For me, the start here was with the League of Utah Writers and my local chapter meetings. Look around where you are to see if there's a similar organization where you live.
From chapter meetings, I branched out to attending LUW's annual conference (boy, was I terrified for that first one!) and then their spring workshops. I made several writer friends I'm still in contact with today.
I learned a ton, but even better, thanks to some of those contacts, I ended up landing in my next type of community:
I joined a group with several aspiring, but unpublished, writers. Over nine years later, we're all published, several of us are award-winning, and we've all got writing careers and deadlines.
But it's more than success our group has brought; it's also provided us with emotional support. There are some things only other writers understand, and those are the things you can share around the critique group table. I know I get antsy and on edge if I miss too many weeks of meetings. I need my group to keep me in balance.
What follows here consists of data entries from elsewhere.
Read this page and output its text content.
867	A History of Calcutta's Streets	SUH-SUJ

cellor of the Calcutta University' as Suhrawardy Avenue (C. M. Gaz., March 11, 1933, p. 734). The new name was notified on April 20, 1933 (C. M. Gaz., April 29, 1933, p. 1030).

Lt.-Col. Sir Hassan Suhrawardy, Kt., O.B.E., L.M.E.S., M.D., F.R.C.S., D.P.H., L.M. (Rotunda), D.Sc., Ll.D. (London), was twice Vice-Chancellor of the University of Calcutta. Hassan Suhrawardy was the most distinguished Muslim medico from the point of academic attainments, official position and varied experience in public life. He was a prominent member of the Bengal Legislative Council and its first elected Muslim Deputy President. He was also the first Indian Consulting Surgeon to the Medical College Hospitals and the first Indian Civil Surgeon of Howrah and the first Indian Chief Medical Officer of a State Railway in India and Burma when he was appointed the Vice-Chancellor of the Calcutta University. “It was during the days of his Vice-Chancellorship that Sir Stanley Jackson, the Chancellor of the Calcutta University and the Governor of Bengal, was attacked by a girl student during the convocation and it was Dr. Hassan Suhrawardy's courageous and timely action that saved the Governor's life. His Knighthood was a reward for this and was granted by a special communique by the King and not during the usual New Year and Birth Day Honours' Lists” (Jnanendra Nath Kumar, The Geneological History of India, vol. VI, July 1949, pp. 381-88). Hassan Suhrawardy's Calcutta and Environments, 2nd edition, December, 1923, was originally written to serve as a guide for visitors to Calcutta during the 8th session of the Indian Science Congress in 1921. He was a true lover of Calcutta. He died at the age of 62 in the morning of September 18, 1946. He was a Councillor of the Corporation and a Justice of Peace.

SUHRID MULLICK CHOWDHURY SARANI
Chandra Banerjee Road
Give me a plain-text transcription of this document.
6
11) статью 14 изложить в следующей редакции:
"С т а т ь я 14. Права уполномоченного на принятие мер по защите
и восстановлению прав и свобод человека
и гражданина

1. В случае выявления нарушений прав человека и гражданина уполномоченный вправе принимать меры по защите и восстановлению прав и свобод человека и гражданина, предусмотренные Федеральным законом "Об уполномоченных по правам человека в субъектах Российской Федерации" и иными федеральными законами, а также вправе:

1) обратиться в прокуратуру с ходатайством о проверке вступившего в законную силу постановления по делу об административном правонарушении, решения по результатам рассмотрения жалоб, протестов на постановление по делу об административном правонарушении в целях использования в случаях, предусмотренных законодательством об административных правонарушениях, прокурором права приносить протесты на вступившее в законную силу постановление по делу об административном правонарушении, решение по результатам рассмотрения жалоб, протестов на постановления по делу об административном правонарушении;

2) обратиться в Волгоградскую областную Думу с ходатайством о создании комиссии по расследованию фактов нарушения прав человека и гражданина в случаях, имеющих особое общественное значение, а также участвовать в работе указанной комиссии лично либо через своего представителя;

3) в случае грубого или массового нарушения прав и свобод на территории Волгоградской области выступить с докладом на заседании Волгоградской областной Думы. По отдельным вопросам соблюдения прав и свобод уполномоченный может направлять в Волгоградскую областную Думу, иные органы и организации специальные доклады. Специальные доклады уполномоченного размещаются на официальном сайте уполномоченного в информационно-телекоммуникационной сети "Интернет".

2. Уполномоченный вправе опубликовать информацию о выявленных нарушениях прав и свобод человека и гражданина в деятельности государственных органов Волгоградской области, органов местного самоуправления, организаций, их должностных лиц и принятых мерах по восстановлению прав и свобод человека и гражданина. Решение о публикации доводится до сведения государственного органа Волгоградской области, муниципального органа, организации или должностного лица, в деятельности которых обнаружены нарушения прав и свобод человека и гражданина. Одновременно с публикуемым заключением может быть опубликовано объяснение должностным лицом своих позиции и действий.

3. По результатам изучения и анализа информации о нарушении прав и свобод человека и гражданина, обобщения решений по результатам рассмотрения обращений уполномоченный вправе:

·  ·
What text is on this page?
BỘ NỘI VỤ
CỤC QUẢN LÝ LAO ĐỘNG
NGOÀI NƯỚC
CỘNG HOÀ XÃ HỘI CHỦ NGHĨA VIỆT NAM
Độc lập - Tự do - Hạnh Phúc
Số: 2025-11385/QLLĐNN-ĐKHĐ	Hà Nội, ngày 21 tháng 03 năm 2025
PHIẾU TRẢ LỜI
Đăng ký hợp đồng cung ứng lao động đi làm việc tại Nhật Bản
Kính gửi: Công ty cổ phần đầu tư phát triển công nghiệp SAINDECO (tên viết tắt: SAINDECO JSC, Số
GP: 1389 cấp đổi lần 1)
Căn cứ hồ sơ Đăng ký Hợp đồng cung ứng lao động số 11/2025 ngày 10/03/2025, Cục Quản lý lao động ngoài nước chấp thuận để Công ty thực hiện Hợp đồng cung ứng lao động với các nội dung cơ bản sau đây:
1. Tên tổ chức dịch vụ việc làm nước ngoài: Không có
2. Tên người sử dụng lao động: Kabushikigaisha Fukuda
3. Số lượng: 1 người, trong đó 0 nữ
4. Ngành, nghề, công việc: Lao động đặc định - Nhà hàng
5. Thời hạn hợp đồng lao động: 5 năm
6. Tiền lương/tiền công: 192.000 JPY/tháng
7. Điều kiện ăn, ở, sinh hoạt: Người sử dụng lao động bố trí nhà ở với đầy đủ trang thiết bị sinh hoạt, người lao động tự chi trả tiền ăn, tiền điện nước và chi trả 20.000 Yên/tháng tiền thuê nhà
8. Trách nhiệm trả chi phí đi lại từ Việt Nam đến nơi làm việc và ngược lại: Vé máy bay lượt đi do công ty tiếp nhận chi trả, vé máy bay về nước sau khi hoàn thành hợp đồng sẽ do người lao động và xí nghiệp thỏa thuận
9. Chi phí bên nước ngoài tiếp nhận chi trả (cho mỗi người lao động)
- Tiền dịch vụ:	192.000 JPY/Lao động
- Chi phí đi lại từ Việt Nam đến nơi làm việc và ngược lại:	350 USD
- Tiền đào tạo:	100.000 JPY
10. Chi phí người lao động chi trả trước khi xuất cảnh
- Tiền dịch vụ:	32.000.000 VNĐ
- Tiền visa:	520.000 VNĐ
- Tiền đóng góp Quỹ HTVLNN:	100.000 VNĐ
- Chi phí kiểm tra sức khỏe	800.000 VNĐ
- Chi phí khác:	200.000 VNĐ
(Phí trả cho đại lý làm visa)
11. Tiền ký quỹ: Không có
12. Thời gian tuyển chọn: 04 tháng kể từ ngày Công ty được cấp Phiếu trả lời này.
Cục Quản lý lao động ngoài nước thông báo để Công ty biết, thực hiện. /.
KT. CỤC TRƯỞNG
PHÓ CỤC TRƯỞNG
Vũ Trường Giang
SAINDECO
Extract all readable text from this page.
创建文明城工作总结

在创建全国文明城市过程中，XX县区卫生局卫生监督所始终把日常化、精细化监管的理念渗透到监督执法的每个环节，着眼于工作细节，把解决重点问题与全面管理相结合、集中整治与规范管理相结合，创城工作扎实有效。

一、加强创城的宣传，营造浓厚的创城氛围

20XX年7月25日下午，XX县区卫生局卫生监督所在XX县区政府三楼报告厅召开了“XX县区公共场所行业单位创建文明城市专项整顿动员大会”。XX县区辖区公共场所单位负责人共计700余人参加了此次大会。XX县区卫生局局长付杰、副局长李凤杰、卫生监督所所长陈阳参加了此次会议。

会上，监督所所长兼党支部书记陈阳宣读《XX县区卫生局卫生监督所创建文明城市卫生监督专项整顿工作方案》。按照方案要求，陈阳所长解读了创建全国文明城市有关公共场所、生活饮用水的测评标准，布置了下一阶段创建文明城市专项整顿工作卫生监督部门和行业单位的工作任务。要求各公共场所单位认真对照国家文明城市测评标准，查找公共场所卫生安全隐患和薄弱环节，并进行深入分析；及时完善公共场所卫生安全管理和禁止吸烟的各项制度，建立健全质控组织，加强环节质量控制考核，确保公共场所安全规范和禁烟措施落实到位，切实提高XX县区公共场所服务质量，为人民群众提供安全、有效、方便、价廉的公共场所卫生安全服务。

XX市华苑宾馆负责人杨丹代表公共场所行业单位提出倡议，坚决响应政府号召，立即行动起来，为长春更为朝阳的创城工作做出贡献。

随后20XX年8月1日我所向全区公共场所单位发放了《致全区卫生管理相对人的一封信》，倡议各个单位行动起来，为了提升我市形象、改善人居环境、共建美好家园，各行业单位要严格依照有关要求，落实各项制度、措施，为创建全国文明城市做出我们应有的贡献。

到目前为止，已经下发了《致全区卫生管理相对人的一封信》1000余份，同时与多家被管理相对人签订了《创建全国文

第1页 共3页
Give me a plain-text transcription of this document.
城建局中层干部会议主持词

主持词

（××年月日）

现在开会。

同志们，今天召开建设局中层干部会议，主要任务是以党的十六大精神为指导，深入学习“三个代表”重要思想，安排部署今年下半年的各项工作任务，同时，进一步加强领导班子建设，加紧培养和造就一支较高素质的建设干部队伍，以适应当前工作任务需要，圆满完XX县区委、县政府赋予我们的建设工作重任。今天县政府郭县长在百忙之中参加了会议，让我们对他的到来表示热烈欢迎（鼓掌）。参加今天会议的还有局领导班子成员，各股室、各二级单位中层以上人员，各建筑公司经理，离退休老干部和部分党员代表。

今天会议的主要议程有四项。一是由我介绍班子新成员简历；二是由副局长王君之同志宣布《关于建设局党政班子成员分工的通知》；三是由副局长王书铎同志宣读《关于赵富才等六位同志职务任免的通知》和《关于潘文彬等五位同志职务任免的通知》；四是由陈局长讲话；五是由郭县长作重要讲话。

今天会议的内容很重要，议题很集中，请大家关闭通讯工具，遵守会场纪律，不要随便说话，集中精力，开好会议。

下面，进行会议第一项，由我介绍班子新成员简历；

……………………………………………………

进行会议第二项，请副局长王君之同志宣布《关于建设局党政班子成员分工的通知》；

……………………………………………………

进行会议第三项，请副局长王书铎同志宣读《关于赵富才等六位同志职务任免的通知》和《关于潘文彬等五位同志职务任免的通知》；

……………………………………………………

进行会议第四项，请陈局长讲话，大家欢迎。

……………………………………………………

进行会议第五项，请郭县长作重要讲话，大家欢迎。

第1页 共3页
These encompass a lot of things:
E-mail lists made up of lots of writers who are in the same market you are.
Your blog and the blogs of others you read and the relationships you build through them.
Online critique groups, forums, and other organizations you belong to.
Online marketing efforts.
These can all be amazingly powerful in many ways. My online communities have given moral support, provided answers to research questions, and brought me many friends and professional contacts.
The longer I'm in this business, the more I see that those who are willing to give and help each other out are the ones who will succeed the most in the long run.
Keep in mind that how you present yourself to some of your communities is critical. My critique group doesn't mind if I occasionally whine and throw a pity party, but you won't see the same kind of thing on my blog, where I need to maintain a bit more professionalism. Whining isn't a way to make people want to buy my books.
By the same token, be aware of how you present yourself in blog comments, at conferences, and in other professional interactions.
With blogs and e-mail in particular, you might be trying to be funny but come across in a way you didn't intend, because tone can be hard to interpret correctly in those venues.
Always be genuine and honest in every community. Be yourself. But that doesn't mean publicly criticizing someone else in your market or otherwise demeaning another person.
As Josi said in her class, publishing is a small sandbox; play nice.
What you put out will come back to you in spades, whether it's positive or negative. It's definitely worth sending out the positive.